From a severe desert springs life in the form of a daisy in Canyonlands National Park, Utah. The name, “daisy,” is thought to stem from the Anglo-Saxon phrase “daes eage,” meaning “day’s eye” because of the way it opens at dawn.

From 1942:

Lynchburg, Virginia- A small windmill and costumed ladies are amid tulips and dogwoods. (Photo Credit: B. ANTHONY STEWART /NG Creative) Published in NGM 05/1942
Photograph by B. Anthony Stewart

A small windmill and costumed ladies are amid tulips and dogwoods in Lynchwood, Virginia.

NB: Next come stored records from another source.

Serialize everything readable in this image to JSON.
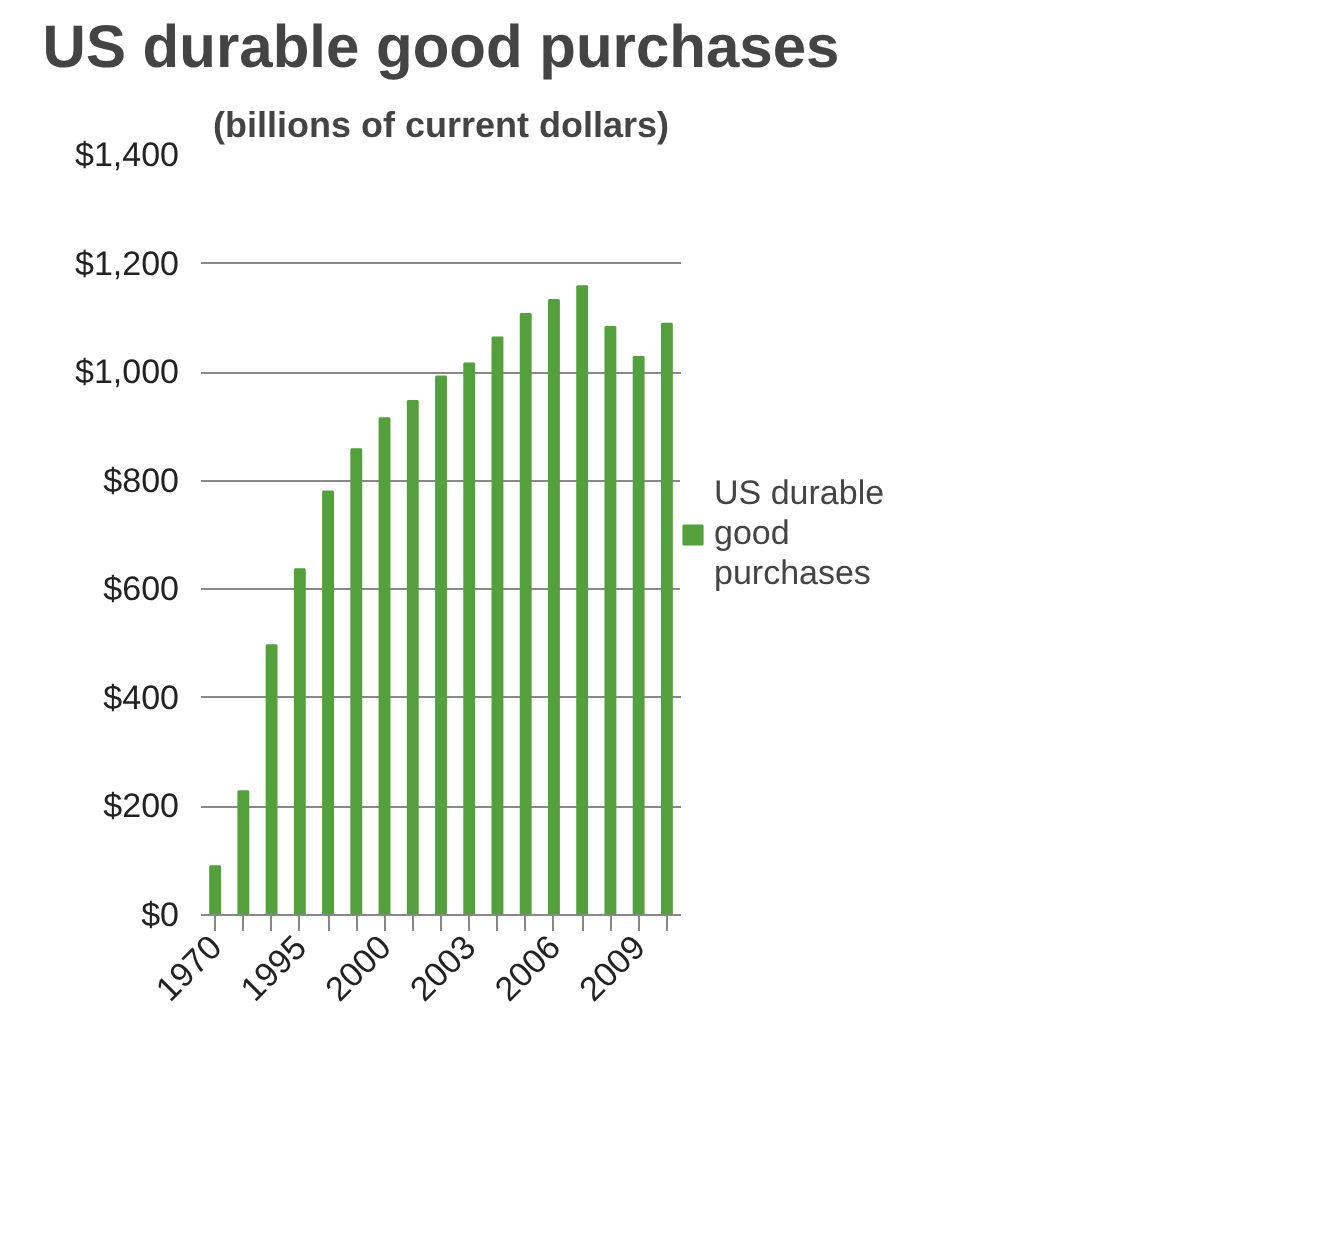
{
  "chart_data": {
    "type": "bar",
    "title": "US durable good purchases",
    "subtitle": "(billions of current dollars)",
    "categories": [
      "1970",
      null,
      null,
      "1995",
      null,
      null,
      "2000",
      null,
      null,
      "2003",
      null,
      null,
      "2006",
      null,
      null,
      "2009",
      null
    ],
    "series": [
      {
        "name": "US durable good purchases",
        "color": "#54a03c",
        "values": [
          90,
          228,
          497,
          637,
          780,
          858,
          915,
          947,
          992,
          1016,
          1064,
          1107,
          1133,
          1158,
          1083,
          1028,
          1089
        ]
      }
    ],
    "ylim": [
      0,
      1400
    ],
    "yticks": [
      {
        "value": 0,
        "label": "$0"
      },
      {
        "value": 200,
        "label": "$200"
      },
      {
        "value": 400,
        "label": "$400"
      },
      {
        "value": 600,
        "label": "$600"
      },
      {
        "value": 800,
        "label": "$800"
      },
      {
        "value": 1000,
        "label": "$1,000"
      },
      {
        "value": 1200,
        "label": "$1,200"
      },
      {
        "value": 1400,
        "label": "$1,400"
      }
    ],
    "grid": "y",
    "legend": "right"
  }
}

Most tulips only bloom for between 3 and 7 days in the spring.

From 1940:

Vimoutiers, Basse Normandy Region, France- Two young girls appreciate a flower on their father's farm. (Photo Credit: HOWELL WALKER /NG Creative) Published in NGM 02/1940
(Photograph by Howell Walker/NG Creative)

Two young girls appreciate a flower on their father’s farm in Vimoutiers, Basse Normandy Region, France. The first spring flowers are typically daffodils, dandelions, lilies, tulips, iris and lilacs to name a few.

Happy Spring Equinox and 4th Annual International Happiness Day!